Since psychology is inherent in my mind, there is a clear regression back to that state of consciousness, enabling me to instantly go right back to that night and feel the same feelings. This is the power of emotionally charged experiences. They create invisible scars in the mind that you can't see, but they become you. They become your personal reality. So, as I see the same person pull the same exact shit, it invokes the same emotions. Even though I can see the way out, I still feel trapped in the same routine. It's almost as if I'm addicted to the person and can't quit the habit. She slept with my best friend. Just that thought boils all the related negative emotions and spirals me into a dark corner where I feel all alone, disconnected from everything.

This has created the ultimate issue within me. I feel as though I can't trust myself. If I can't trust myself, that means I can't trust anyone else.
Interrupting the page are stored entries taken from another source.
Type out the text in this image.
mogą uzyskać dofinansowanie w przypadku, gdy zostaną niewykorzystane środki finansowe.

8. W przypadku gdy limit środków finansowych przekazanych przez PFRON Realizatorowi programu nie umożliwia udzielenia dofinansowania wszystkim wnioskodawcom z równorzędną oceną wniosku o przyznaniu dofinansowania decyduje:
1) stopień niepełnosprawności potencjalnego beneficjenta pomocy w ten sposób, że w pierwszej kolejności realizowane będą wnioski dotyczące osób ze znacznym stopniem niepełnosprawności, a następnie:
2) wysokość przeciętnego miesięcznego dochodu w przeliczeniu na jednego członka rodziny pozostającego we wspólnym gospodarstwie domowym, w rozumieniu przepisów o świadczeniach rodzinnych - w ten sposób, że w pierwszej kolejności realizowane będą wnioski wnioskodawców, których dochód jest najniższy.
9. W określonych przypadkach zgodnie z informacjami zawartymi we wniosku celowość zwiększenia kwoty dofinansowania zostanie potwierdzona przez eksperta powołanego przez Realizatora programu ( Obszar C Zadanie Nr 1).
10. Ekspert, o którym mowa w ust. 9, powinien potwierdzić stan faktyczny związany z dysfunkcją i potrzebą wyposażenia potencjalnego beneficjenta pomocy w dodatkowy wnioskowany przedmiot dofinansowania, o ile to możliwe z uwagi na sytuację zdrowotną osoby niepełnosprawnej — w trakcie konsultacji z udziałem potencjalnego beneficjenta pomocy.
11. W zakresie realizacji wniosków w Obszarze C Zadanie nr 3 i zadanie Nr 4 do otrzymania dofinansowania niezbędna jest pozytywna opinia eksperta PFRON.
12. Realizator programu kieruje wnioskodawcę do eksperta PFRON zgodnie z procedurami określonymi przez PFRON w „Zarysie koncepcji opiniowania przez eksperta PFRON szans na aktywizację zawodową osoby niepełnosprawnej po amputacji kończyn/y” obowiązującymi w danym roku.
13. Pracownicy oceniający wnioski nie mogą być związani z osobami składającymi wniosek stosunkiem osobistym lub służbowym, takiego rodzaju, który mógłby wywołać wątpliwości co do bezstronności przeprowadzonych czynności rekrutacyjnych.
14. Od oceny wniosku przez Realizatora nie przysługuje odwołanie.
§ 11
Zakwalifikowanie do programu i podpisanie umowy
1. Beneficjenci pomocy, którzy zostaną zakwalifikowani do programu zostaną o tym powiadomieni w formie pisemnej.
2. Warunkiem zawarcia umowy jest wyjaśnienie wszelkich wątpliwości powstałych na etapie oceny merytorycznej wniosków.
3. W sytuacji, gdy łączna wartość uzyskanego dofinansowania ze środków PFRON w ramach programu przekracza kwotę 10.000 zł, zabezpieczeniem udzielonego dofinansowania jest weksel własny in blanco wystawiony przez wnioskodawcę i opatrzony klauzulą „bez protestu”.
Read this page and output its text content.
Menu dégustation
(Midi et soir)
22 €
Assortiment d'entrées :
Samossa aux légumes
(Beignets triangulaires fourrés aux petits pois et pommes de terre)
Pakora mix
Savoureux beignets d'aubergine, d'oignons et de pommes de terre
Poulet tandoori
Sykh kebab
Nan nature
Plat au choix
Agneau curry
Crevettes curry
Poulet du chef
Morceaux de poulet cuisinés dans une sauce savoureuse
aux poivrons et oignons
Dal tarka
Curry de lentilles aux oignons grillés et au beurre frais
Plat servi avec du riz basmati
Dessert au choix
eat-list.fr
I'm refusing to move forward, and it's creating a bottomless void of negativity within me. In these words, I look to face my demons, but I still find myself shying away when the moment strikes. I feel as though, as I type, I'm shedding light on the darkness, knowing that eventually I will come to an understanding.

The two people who hurt me the most, I can go through some type of cognitive-behavioral methodologies I slightly remember reading/learning about. I sit in a concentrated meditative posture, and when I bring them into singular focus, I focus on positive emotions instead of letting the negativity run wild. I do love them, after all, and remain eternally grateful for the experience that ensued. It did wake me up, after all. If I can keep up this practice, eventually, instead of the automatic response being negative, it should transform into positivity. That's what I'm hoping anyway. It's not easy. It feels like I'm going against nature, but really, I think it's natural to love. So maybe I've taught myself not to love (conditioned behavior), and now I'm trying to break the conditioning and move into a more unconditional state (which is love). Love should be unconditional. Before I was even born, my mother showed me unconditional love in the womb. She didn't have to try. It wasn't something that needed to be learned.